それまでの制作チームは、チーフデザイナーを中心としたピラミッド型のヒエラルキーが強かったのですが、この件を機に横の連携が良くなり、互いの業務をフォローし合う気風が生まれたと思います。 よく「ピンチはチャンス」といいますが、そこまで美しい逆転劇は実社会ではそうはありません。しかし、「怪我の功名」という言葉もあります。ピンチに直面したら、チャンスにはできないまでも、必ず何らかの収穫を得る。今までそういう方針を貫いてきました。

ゲームプランナーの場合

私の長所は、「ネガティブな情報からヒントを得ること」です。

マイケル・デルの言葉に、「粗探しの好きな方、ありがとうございます」という名言があります。

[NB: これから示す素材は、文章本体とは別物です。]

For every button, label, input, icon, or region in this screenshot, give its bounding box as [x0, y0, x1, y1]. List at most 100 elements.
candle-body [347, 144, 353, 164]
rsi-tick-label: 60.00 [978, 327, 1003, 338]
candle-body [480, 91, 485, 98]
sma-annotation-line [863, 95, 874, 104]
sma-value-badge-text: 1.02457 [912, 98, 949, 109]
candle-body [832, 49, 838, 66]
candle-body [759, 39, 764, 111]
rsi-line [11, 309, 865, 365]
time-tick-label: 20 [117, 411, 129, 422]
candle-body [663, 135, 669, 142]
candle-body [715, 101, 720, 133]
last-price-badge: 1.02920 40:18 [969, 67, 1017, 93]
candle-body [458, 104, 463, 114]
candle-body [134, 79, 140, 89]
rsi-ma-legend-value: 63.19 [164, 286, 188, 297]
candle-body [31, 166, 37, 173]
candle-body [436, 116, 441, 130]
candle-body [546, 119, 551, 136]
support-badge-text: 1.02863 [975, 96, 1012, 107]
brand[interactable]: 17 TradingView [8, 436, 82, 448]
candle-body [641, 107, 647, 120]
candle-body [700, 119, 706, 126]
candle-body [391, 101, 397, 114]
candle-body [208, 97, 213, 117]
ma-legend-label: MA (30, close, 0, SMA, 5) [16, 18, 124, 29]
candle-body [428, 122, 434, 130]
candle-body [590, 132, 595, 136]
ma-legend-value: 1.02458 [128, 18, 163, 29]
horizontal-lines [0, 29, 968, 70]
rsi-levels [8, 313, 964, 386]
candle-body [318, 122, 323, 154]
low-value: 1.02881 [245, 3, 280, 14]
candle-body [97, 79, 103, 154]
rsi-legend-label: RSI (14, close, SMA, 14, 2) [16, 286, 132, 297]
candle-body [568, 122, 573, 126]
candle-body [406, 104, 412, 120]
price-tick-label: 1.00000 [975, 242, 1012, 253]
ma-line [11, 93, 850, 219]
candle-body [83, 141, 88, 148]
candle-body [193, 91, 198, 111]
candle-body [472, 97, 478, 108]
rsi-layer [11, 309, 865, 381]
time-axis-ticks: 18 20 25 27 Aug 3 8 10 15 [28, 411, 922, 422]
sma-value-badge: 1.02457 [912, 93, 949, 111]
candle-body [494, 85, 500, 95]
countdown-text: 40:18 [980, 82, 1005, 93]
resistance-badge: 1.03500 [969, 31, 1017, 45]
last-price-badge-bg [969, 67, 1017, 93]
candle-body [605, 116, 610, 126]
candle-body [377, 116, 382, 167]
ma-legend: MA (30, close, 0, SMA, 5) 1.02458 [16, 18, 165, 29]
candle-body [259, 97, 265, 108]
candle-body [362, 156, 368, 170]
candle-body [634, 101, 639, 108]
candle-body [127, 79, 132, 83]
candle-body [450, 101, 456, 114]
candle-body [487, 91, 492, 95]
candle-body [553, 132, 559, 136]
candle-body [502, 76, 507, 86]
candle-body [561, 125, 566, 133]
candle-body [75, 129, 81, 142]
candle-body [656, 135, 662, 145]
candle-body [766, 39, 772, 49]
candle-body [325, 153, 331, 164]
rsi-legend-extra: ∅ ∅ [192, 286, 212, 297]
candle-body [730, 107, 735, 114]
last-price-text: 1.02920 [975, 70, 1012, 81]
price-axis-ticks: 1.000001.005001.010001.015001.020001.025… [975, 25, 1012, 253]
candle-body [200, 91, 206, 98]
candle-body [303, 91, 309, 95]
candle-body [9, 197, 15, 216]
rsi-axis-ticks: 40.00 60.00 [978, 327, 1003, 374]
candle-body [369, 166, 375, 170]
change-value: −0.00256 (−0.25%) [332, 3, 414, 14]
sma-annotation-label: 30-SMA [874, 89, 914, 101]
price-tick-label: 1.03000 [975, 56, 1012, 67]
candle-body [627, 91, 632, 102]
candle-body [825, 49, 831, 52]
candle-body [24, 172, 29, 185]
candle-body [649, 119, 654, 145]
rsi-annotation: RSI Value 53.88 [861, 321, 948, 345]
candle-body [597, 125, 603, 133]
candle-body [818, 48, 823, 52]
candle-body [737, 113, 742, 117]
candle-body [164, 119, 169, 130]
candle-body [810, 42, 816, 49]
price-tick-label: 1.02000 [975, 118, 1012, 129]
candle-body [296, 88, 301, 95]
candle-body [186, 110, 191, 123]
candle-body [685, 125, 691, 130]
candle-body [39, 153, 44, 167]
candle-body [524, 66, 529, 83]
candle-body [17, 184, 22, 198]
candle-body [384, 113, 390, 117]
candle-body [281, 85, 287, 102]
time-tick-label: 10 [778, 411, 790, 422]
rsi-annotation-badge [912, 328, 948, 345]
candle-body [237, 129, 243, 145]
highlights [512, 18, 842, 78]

マイケルはPC直販メーカー・デルの創業者で、悪質なクレームに直面することも多かったのですが、それを製品開発やサービス改良のヒントにしてきました。 私が企画したゲームも、SNSで悪意ある中傷が拡散されたり酷評を受けたりといったことがあります。

例えば○○というゲームでは、ある掲示板に書き込まれた「○○は△△のパクリだ」という中傷を読んで、「じゃあもっとオリジナリティを高くしてやろう」と新機能の開発に着手しました。 もちろん、誹謗中傷には毅然と反論しなくてはならない場合や、無視したほうがいい場合もあります。しかし、自分にとって不快な情報から目を背けるのではなく、「気付きのヒントをいただいてありがとうございます」という気持ちで接することは非常に重要だと考えています。

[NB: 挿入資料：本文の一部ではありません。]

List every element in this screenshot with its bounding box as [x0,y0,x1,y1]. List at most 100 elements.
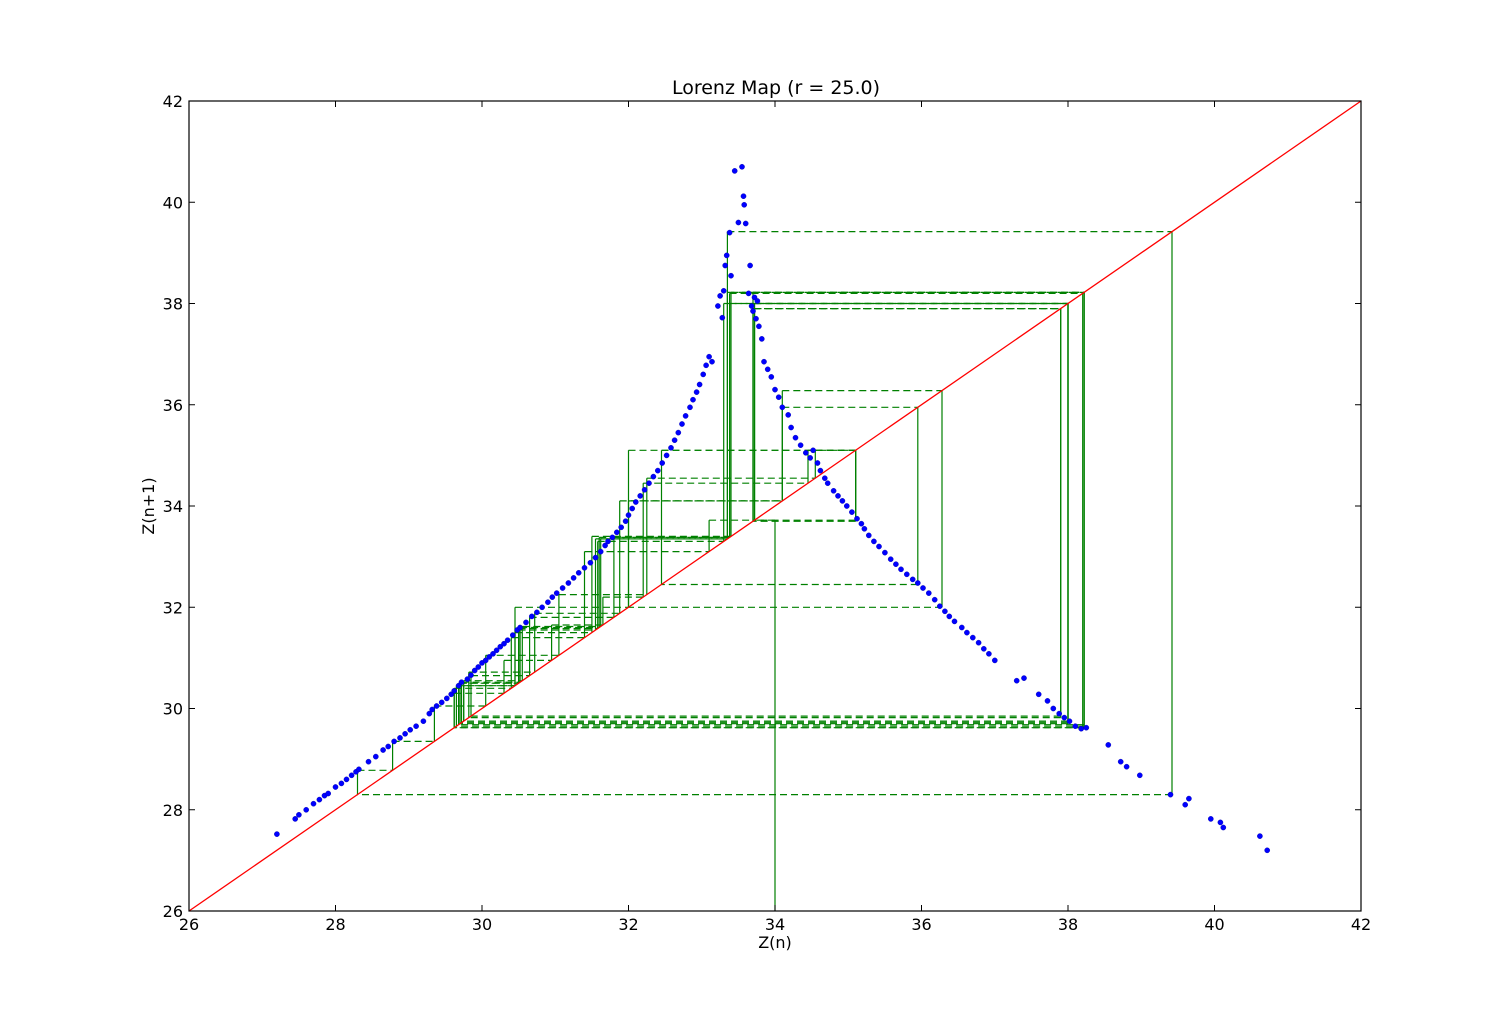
data-point [646,480,652,487]
data-point [493,647,500,654]
data-point [696,381,703,388]
data-point [904,571,910,578]
data-point [753,315,759,322]
data-point [788,424,794,431]
y-tick-label: 34 [163,497,183,516]
data-point [464,676,471,682]
data-point [754,298,761,304]
data-point [866,532,872,539]
data-point [402,731,408,737]
x-tick-label: 26 [179,915,199,934]
plot-area [188,100,1362,912]
x-axis-title: Z(n) [758,933,792,952]
data-point [807,455,814,461]
data-point [964,629,970,636]
data-point [764,366,771,373]
data-point [438,699,445,706]
data-point [722,262,729,269]
data-point [1050,705,1057,712]
x-tick-label: 38 [1058,915,1078,934]
data-point [750,308,756,314]
data-point [663,452,670,459]
data-point [602,542,608,549]
data-point [709,358,715,365]
data-point [756,323,762,330]
diagonal-line [188,100,1362,912]
data-point [372,753,379,760]
data-point [748,303,755,309]
data-point [861,526,868,532]
diagonal-layer [188,100,1362,912]
data-point [625,512,632,518]
data-point [534,609,540,616]
data-point [641,486,648,493]
y-tick-label: 42 [163,92,183,111]
data-point [723,252,730,259]
data-point [413,723,419,730]
data-point [471,667,478,674]
data-point [629,505,636,512]
data-point [1167,791,1174,798]
data-point [741,201,748,208]
data-point [504,637,511,644]
data-point [687,404,693,411]
data-point [407,727,414,733]
data-point [501,640,507,647]
data-point [475,664,482,670]
data-point [391,738,397,745]
y-tick-label: 36 [163,396,183,415]
data-point [570,575,577,581]
data-point [549,594,556,600]
data-point [871,538,877,545]
data-point [700,371,707,378]
data-point [1117,758,1124,765]
y-tick-label: 28 [163,801,183,820]
data-point [274,831,280,837]
data-point [529,613,535,620]
data-point [1061,714,1068,721]
data-point [740,193,747,199]
data-point [739,163,745,170]
data-point [1072,723,1079,730]
x-axis-ticks: 26 28 30 32 34 36 38 40 42 [179,101,1371,934]
data-point [854,515,860,522]
data-point [759,336,765,342]
data-point [650,473,657,480]
data-point [893,561,899,568]
data-point [587,559,594,566]
data-point [715,303,721,309]
data-point [482,657,489,664]
data-point [742,220,749,227]
data-point [397,735,403,741]
data-point [1123,763,1130,770]
data-point [926,590,932,596]
data-point [316,796,323,803]
x-tick-label: 40 [1204,915,1224,934]
data-point [745,290,752,297]
data-point [817,467,824,474]
y-tick-label: 30 [163,700,183,719]
data-point [915,580,921,586]
data-point [637,493,644,499]
data-point [731,168,738,174]
data-point [668,444,674,451]
data-point [325,790,332,797]
data-point [310,800,317,807]
data-point [523,619,529,626]
data-point [1083,724,1090,731]
x-tick-label: 28 [325,915,345,934]
data-point [682,413,689,419]
points-layer [274,163,1270,854]
data-point [747,262,753,269]
data-point [1056,710,1062,717]
data-point [1137,772,1143,779]
data-point [545,599,551,606]
data-point [292,816,299,822]
data-point [1078,725,1084,732]
data-point [822,475,828,482]
data-point [772,386,778,393]
data-point [343,776,350,783]
data-point [803,449,809,456]
data-point [1066,718,1073,725]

このように細部を掘り下げ、自分の言葉とすることで、リアリティや力強さを感じ取ることができます。

上記のサンプル例は「お手本」ではありません。また、「この職種にはこの語り方であるべき」という制約を設けるものでもありません。自分の長所を語る上でヒントになる点があれば、ぜひあなたの面接対策にお役立てください。

まとめ

自分の長所や強みは、自己PRとの語り分けが難しい質問です。 十分な面接対策をせず、その場のなりゆきに任せて思いのままに質問に答えていくと、思わぬ矛盾に直面したり、語り分けができずにあいまいな回答になってしまったりする恐れがあります。

ここでは、自己PRが「企業目線で、自分という人材にどんな魅力があるのか」を語るのに対し、「強み」では「面接担当者目線で、自分のライバルと差別化できる優位性」を語るという区別のつけ方をご紹介しました。また、もし自己PRと強みの両方を語る機会が与えられたら、「強み」で自己PRのアピール要素をさらに深掘りしよう、というアドバイスもしています。そして、「あなたの長所は」という質問に対しては以下のような切り口で語り分けることができます。

  • 強み:個人→組織への貢献力という視点
  • 長所:組織を機能させる上で役立つ個人的資質

このように、「語り分け」を意識した面接対策を準備していくことで、設問のさまざまなバリエーションにも対応しやすくなります。 それどころか「自己PR」「強み」「長所」と質問が重ねられる度に、多角的に自分のさまざまな魅力を語るチャンスが与えられたと考えることができるでしょう。